Pagi ini, Rama dan Papanya sedang dalam perjalanan menuju kantor polisi. Semalam, orang kepercayaannya melapor bahwa Om dan Tantenya sudah di tangkap. Orang kepercayaannya itu mengatakan jika Sinta hendak kabur dan beruntung aksinya itu langsung di ketahui oleh orang yang memata-matainya. Sinta di tangkap dan mereka langsung membawanya ke pihak yang berwajib.
Sebenarnya, Papa Deni tidak mengizinkan putranya itu untuk ikut ke kantor polisi karena ia bisa menangani masalah ini sendiri. Selain itu, ia ingin sang putra tetap di rumah saja agar bisa menjaga dan menemani menantunya yang baru saja pulang dari rumah sakit. Namun hal itu justru di tolak menantunya. Syifa mengizinkan suaminya itu untuk ikut Papa mertuanya dengan syarat saat pulang nanti, sang suami harus membelikannya es pisang hijau. Syarat mudah yang pastinya akan bisa di penuhi oleh sang putra.
"Apa yang akan Papa lakuin sama bertemu dengan mereka nanti?" Tanya Rama pada Papanya.
"Entahlah. Papa sendiri bingung. Di maki pun rasanya percuma. Om kamu itu terlalu bebal," Jawab Papa Deni dengan wajah datar.
"Dia terlalu cinta sama istrinya, sampai-sampai, apapun yang diminta wanita itu selalu dituruti. Menghalalkan segala cara agar istrinya itu tidak meninggalkan dia. Om kamu sampai tidak sadar jika dia sedang di perbudak oleh istrinya." Lanjut Papa Deni.

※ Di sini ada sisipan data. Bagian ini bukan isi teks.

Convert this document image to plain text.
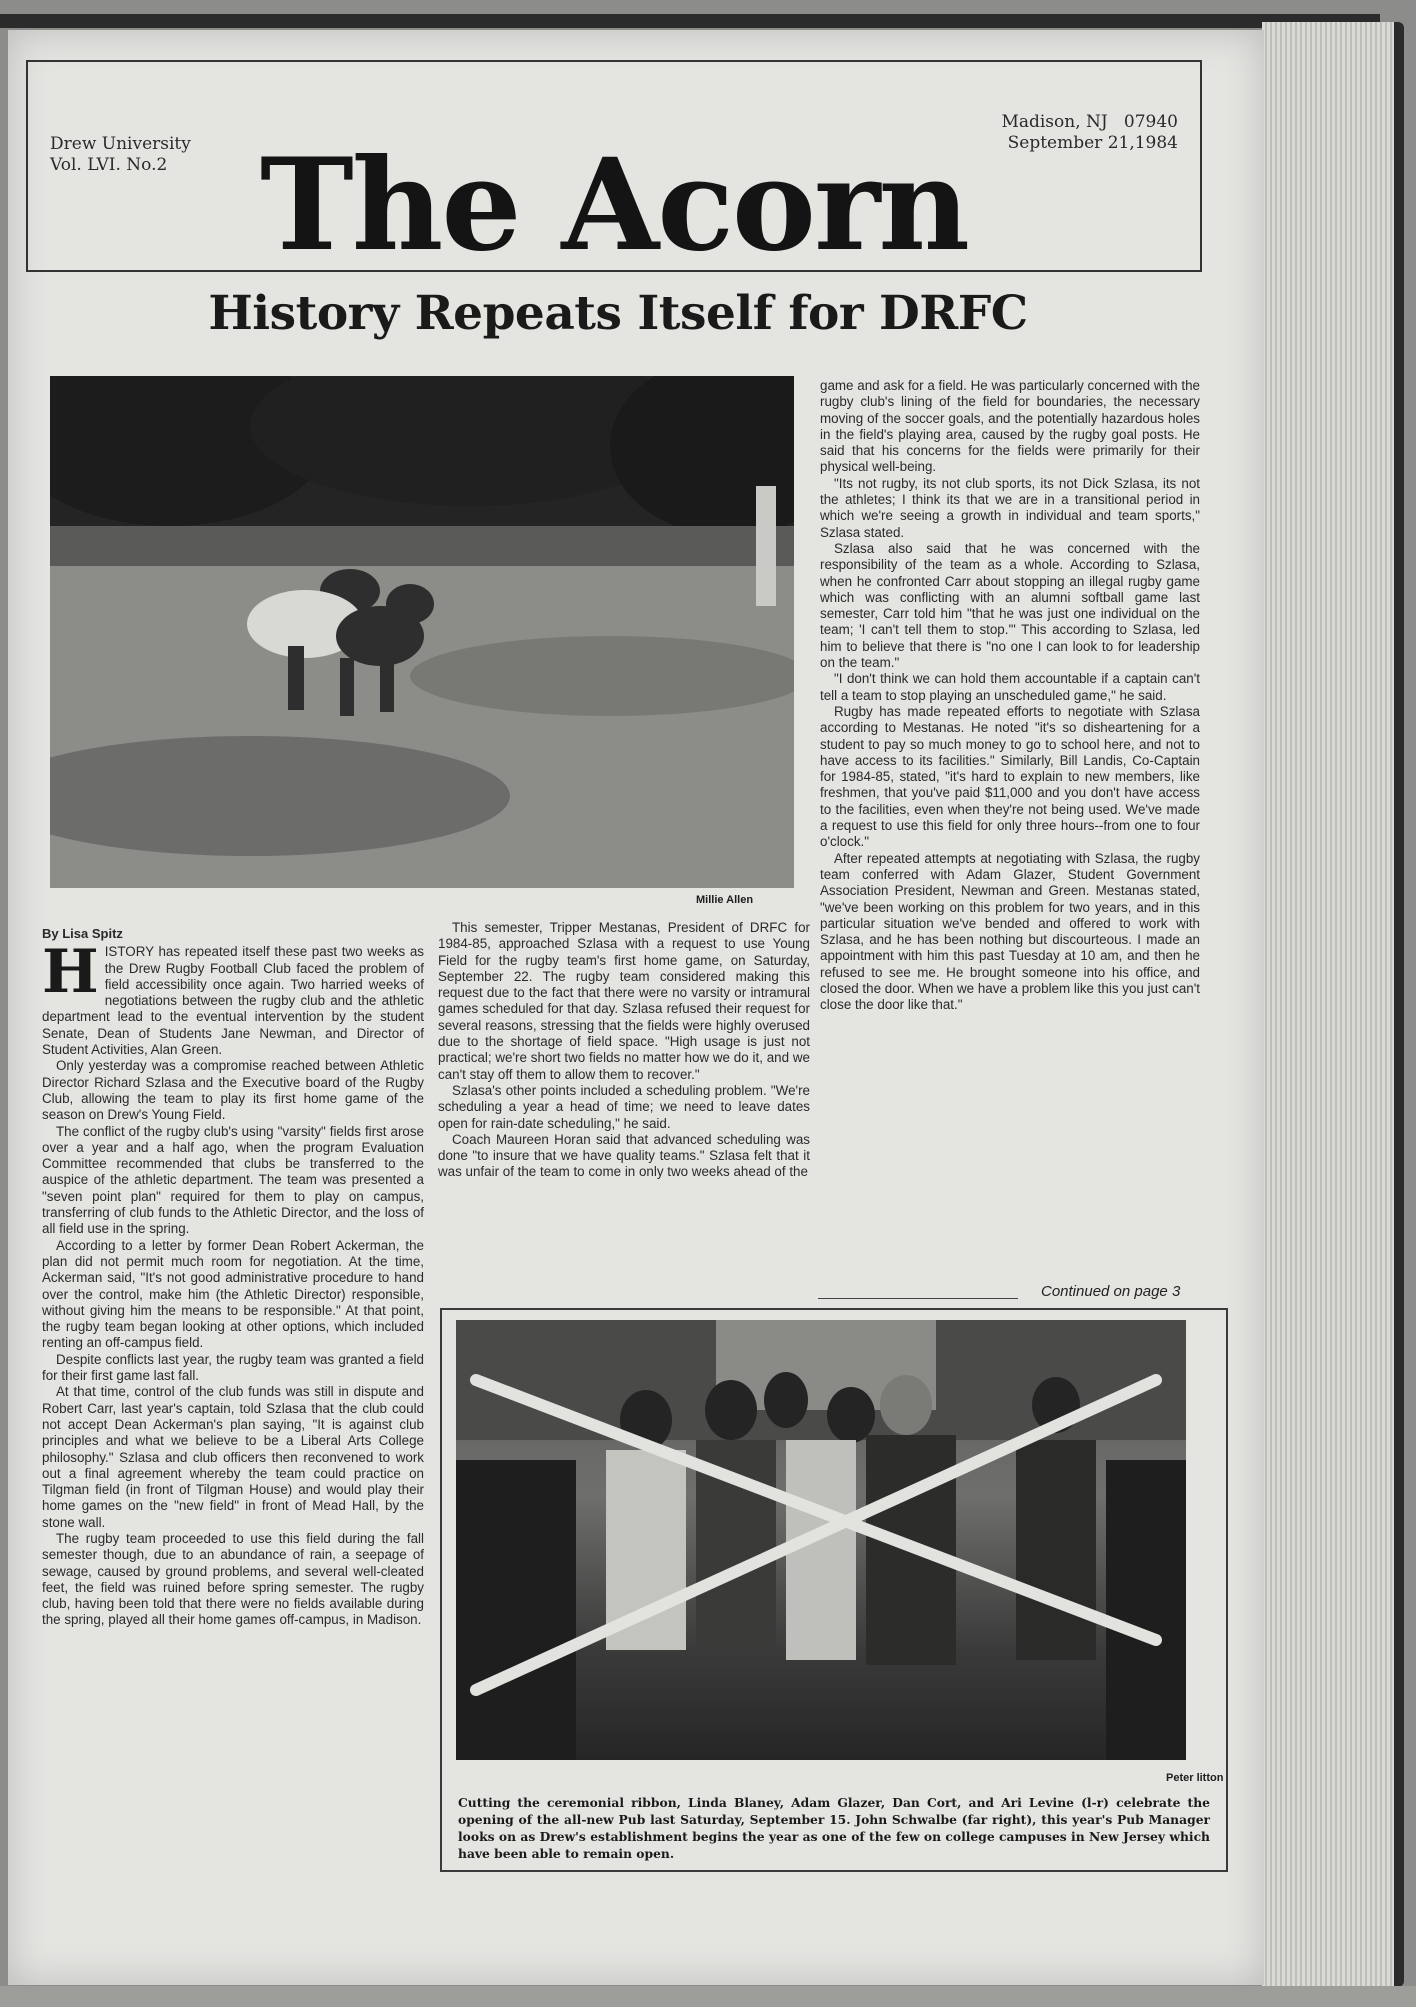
Drew University
Vol. LVI. No.2
Madison, NJ   07940
September 21,1984
The Acorn
History Repeats Itself for DRFC
Millie Allen
By Lisa Spitz

HISTORY has repeated itself these past two weeks as the Drew Rugby Football Club faced the problem of field accessibility once again. Two harried weeks of negotiations between the rugby club and the athletic department lead to the eventual intervention by the student Senate, Dean of Students Jane Newman, and Director of Student Activities, Alan Green.

Only yesterday was a compromise reached between Athletic Director Richard Szlasa and the Executive board of the Rugby Club, allowing the team to play its first home game of the season on Drew's Young Field.

The conflict of the rugby club's using "varsity" fields first arose over a year and a half ago, when the program Evaluation Committee recommended that clubs be transferred to the auspice of the athletic department. The team was presented a "seven point plan" required for them to play on campus, transferring of club funds to the Athletic Director, and the loss of all field use in the spring.

According to a letter by former Dean Robert Ackerman, the plan did not permit much room for negotiation. At the time, Ackerman said, "It's not good administrative procedure to hand over the control, make him (the Athletic Director) responsible, without giving him the means to be responsible." At that point, the rugby team began looking at other options, which included renting an off-campus field.

Despite conflicts last year, the rugby team was granted a field for their first game last fall.

At that time, control of the club funds was still in dispute and Robert Carr, last year's captain, told Szlasa that the club could not accept Dean Ackerman's plan saying, "It is against club principles and what we believe to be a Liberal Arts College philosophy." Szlasa and club officers then reconvened to work out a final agreement whereby the team could practice on Tilgman field (in front of Tilgman House) and would play their home games on the "new field" in front of Mead Hall, by the stone wall.

The rugby team proceeded to use this field during the fall semester though, due to an abundance of rain, a seepage of sewage, caused by ground problems, and several well-cleated feet, the field was ruined before spring semester. The rugby club, having been told that there were no fields available during the spring, played all their home games off-campus, in Madison.

This semester, Tripper Mestanas, President of DRFC for 1984-85, approached Szlasa with a request to use Young Field for the rugby team's first home game, on Saturday, September 22. The rugby team considered making this request due to the fact that there were no varsity or intramural games scheduled for that day. Szlasa refused their request for several reasons, stressing that the fields were highly overused due to the shortage of field space. "High usage is just not practical; we're short two fields no matter how we do it, and we can't stay off them to allow them to recover."

Szlasa's other points included a scheduling problem. "We're scheduling a year a head of time; we need to leave dates open for rain-date scheduling," he said.

Coach Maureen Horan said that advanced scheduling was done "to insure that we have quality teams." Szlasa felt that it was unfair of the team to come in only two weeks ahead of the

game and ask for a field. He was particularly concerned with the rugby club's lining of the field for boundaries, the necessary moving of the soccer goals, and the potentially hazardous holes in the field's playing area, caused by the rugby goal posts. He said that his concerns for the fields were primarily for their physical well-being.

"Its not rugby, its not club sports, its not Dick Szlasa, its not the athletes; I think its that we are in a transitional period in which we're seeing a growth in individual and team sports," Szlasa stated.

Szlasa also said that he was concerned with the responsibility of the team as a whole. According to Szlasa, when he confronted Carr about stopping an illegal rugby game which was conflicting with an alumni softball game last semester, Carr told him "that he was just one individual on the team; 'I can't tell them to stop.'" This according to Szlasa, led him to believe that there is "no one I can look to for leadership on the team."

"I don't think we can hold them accountable if a captain can't tell a team to stop playing an unscheduled game," he said.

Rugby has made repeated efforts to negotiate with Szlasa according to Mestanas. He noted "it's so disheartening for a student to pay so much money to go to school here, and not to have access to its facilities." Similarly, Bill Landis, Co-Captain for 1984-85, stated, "it's hard to explain to new members, like freshmen, that you've paid $11,000 and you don't have access to the facilities, even when they're not being used. We've made a request to use this field for only three hours--from one to four o'clock."

After repeated attempts at negotiating with Szlasa, the rugby team conferred with Adam Glazer, Student Government Association President, Newman and Green. Mestanas stated, "we've been working on this problem for two years, and in this particular situation we've bended and offered to work with Szlasa, and he has been nothing but discourteous. I made an appointment with him this past Tuesday at 10 am, and then he refused to see me. He brought someone into his office, and closed the door. When we have a problem like this you just can't close the door like that."

Continued on page 3
Peter litton
Cutting the ceremonial ribbon, Linda Blaney, Adam Glazer, Dan Cort, and Ari Levine (l-r) celebrate the opening of the all-new Pub last Saturday, September 15. John Schwalbe (far right), this year's Pub Manager looks on as Drew's establishment begins the year as one of the few on college campuses in New Jersey which have been able to remain open.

Rama hanya menganggukkan kepalanya. Apa yang dikatakan oleh Papanya memang benar. Rasa cinta Omnya kepada sang Tante begitu amat besar. Apapun yang di inginkan Tantenya pasti akan dituruti. Rama ingat, saat itu Omnya pernah meminjam uang untuk merayakan hari ulang tahun sang Tante di sebuah hotel mewah. Padahal saat itu kondisi keuangan Omnya sedang sangat buruk karena perusahaan yang dipimpin oleh laki-laki itu mengalami masalah keuangan dan terancam bangkrut. Akan tetapi Omnya masih memikirkan hal yang demikian. Suatu hal yang sebenarnya tidak perlu dipikirkan dalam kondisi seperti itu.
Dalam perjalanan menuju kantor polisi, Rama meminta pendapat Papanya mengenai pekerjaan yang saat ini ia kerjakan. Walaupun ia sudah cukup mahir di bidang ini, Rama masih membutuhkan saran dan Papanya. Menurutnya, Papanya adalah orang yang tepat untuk diajak berdiskusi karena beliau sudah lebih dulu berkecimpung di bisnis yang ia jalani sekarang.
Begitu sampai, keduanya bertemu dengan pengacara yang di tunjuk untuk menangani masalah ini. Laki-laki muda yang seusia dengan Rama itu menyambut baik kedatangan dua klien besarnya.
"Selamat pagi Pak Deni, Pak Rama?"
"Selamat pagi Pak Juan," Jawab Rama dengan ramah sedangkan Papanya hanya tersenyum.
"Bagaimana kabarnya? Sudah lama ya kita tidak bertemu?" Tanya Pak Juan basa-basi.
Kali ini Rama menjawabnya dengan senyuman. Sebelum menjawab, ia sengaja menghadiahkan sebuah pukulan ringan di lengan pengacaranya.
"Nggak usah sok formal gitu. Gue berasa ngomong sama pengacara sungguhan," Jawab Rama sambil terkekeh.
Juan pun lantas tertawa mendengar jawaban Rama. Ia melakukan hal yang sama seperti yang dilakukan Rama kepadanya.
"Sialan loe! Gue emang pengacara sungguhan! Udah banyak kasus yang gue tangani dan selalu berhasil," Jawab Juan menyombongkan dirinya.
"Selalu saja menyombongkan diri," cibir Rama.
"Hahaha sombong memang sudah menjadi bagian dari diri gue."
"Sudah.... sudah! Kalian berdua ini, kalau bertemu pasti berdebat," Lerai Papa Deni. Rama dan Juan yang tak lain adalah anak dari sahabatnya itu sudah saling mengenal sejak kecil. Keakraban yang terjalin sejak keduanya masih kecil, berlanjut hingga saat ini. Walaupun sudah jarang bertemu karena kesibukan masing-masing, mereka masih tetap berkomunikasi.